My immediate feedback is that as a model document can update from ModelA to ModelB at any time, its subcollection might become invalid, so there must be a strict mechanism to separate their ids.

Maybe something like that:

export const db = schema(($) => ({
  models: $.var({
    a: $.collection<ModelA>().sub({
      items: $.collection<[ModelAItem, OtherModelAItem]>(),
    }),

    b: $.collection<ModelB>().sub({
      items: $.collection<ModelBItem>(),
    }),
  })
}));

So then you'll be able to work with them like that:

db.models.var.a.add(/* ... */);

db.models.query(/* ... */);
drewdearing commented 3 months ago

Hey! Thanks for the quick reply. I didn't consider the fact that the models could change types, leading to the sub collection types becoming out of sync. Good call on that. I think with the below solutioning, the addition of this feature isn't highly necessary, but it would be a lot easier to think about this setup.

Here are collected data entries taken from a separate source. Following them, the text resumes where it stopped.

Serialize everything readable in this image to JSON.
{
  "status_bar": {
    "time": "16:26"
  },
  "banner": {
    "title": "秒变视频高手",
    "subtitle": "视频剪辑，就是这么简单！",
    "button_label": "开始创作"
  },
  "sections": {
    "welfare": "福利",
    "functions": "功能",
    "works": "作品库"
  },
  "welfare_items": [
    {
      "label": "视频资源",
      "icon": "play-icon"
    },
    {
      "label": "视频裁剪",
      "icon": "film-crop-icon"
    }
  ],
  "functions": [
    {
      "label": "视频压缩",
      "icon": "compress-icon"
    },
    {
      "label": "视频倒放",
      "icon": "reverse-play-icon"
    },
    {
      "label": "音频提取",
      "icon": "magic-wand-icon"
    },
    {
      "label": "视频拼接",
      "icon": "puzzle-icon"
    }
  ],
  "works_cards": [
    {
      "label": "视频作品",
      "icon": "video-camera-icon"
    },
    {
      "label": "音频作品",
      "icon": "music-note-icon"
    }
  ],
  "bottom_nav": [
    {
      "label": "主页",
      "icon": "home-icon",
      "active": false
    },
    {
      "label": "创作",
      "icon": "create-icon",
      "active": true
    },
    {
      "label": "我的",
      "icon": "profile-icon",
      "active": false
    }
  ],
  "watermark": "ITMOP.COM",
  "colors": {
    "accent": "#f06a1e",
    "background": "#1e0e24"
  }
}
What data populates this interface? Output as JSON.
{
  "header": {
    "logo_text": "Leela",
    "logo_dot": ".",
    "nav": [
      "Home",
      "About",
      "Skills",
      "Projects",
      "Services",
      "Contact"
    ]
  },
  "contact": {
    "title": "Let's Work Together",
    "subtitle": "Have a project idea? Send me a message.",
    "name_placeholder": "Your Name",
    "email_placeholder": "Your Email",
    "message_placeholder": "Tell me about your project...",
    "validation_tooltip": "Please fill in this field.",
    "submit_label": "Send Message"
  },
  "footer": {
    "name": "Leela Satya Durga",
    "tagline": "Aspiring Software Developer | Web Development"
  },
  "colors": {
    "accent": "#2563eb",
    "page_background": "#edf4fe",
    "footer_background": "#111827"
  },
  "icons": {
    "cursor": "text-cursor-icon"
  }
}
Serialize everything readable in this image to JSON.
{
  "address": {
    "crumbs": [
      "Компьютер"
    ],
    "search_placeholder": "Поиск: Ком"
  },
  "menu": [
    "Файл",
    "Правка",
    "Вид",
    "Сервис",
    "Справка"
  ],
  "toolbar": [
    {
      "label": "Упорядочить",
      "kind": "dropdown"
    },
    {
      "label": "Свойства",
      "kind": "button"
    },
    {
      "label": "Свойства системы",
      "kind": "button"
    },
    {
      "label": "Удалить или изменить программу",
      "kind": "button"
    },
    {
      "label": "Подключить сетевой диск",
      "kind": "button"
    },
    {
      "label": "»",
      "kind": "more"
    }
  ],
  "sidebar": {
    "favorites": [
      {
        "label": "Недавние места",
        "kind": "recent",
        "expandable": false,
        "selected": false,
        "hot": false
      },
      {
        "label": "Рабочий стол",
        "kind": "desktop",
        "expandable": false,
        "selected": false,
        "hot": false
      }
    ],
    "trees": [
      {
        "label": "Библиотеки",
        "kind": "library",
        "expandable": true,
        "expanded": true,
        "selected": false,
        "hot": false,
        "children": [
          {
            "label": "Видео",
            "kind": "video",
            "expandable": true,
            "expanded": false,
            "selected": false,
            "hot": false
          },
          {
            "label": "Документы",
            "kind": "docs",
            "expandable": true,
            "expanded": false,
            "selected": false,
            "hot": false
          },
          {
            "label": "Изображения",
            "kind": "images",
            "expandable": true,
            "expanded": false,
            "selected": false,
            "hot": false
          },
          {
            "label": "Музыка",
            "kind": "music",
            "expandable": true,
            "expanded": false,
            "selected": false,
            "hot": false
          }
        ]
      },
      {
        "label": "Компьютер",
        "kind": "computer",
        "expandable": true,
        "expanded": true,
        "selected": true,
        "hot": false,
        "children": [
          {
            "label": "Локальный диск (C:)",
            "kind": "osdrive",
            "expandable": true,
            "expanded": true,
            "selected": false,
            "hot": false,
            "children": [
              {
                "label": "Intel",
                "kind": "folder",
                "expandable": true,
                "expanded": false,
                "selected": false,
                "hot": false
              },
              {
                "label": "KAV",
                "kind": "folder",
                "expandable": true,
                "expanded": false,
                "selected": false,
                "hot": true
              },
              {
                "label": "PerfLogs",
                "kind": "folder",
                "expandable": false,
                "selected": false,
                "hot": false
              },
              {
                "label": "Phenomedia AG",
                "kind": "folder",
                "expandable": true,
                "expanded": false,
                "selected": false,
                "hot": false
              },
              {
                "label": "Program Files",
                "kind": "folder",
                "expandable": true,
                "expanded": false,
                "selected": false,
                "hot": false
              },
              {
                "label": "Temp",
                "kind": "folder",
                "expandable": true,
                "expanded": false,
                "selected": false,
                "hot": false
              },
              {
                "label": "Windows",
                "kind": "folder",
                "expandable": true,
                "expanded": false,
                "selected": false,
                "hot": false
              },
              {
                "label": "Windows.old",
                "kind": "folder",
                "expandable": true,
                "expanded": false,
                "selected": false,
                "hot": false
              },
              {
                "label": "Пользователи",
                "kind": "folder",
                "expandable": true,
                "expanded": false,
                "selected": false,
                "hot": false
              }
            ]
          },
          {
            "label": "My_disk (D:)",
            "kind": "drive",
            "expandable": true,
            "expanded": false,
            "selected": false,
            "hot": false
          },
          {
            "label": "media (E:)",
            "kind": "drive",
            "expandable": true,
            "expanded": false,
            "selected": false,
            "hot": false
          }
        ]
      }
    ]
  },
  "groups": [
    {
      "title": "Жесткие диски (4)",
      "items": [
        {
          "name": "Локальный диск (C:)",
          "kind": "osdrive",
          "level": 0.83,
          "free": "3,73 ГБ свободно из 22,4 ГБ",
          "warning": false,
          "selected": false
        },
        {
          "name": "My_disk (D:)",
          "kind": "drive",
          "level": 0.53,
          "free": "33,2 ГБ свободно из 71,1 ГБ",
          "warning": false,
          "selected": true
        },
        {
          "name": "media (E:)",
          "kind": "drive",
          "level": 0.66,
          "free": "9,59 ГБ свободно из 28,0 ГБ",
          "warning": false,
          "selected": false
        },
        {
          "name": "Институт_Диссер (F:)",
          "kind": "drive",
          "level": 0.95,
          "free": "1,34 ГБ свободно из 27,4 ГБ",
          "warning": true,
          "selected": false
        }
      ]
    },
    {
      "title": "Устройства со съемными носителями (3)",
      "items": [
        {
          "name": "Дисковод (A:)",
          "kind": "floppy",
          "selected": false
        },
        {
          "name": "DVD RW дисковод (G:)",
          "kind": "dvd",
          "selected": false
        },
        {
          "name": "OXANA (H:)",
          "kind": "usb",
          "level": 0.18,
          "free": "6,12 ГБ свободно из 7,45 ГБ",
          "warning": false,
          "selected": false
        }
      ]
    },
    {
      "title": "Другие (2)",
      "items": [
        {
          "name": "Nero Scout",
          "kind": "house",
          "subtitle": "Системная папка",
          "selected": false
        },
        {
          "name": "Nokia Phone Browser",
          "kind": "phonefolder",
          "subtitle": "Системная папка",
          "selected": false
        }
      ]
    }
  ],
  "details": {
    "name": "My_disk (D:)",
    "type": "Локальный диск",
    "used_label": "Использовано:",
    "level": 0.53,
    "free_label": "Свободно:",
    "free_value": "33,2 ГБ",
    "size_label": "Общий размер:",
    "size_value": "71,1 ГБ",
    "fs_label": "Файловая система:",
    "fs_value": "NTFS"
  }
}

As for current solutioning, while I did consider your second option, it is a lot less than ideal.

export const db = schema(($) => ({
  a: $.collection<{}>().sub({
    models: $.collection<ModelA>().sub({
      items:
        $.collection<[ModelAItem, OtherModelAItem]>(),
    }),
  }),
  b: $.collection<{}>().sub({
    models: $.collection<ModelB>().sub({
      items:
        $.collection<[ModelBItem]>(),
    }),
  }),
}));

I came around to this solution in the end, which I'm pretty sure is a pretty similar approach to your first solution, and has the same benefits. Although, with the below, you don't need to filter the sub collections on model id. Thanks for your feedback on my designs.

export const db = schema(($) => ({
  items: $.collection<[ModelA, ModelB]>().sub({
    aItems: $.collection<[ModelAItem, OtherModelAItem]>(),
    bItems: $.collection<[ModelBItem]>(),
  }),
}));
kossnocorp commented 3 months ago

You're welcome! I'll keep in mind this problem, and maybe one day I'll come up with an elegant solution.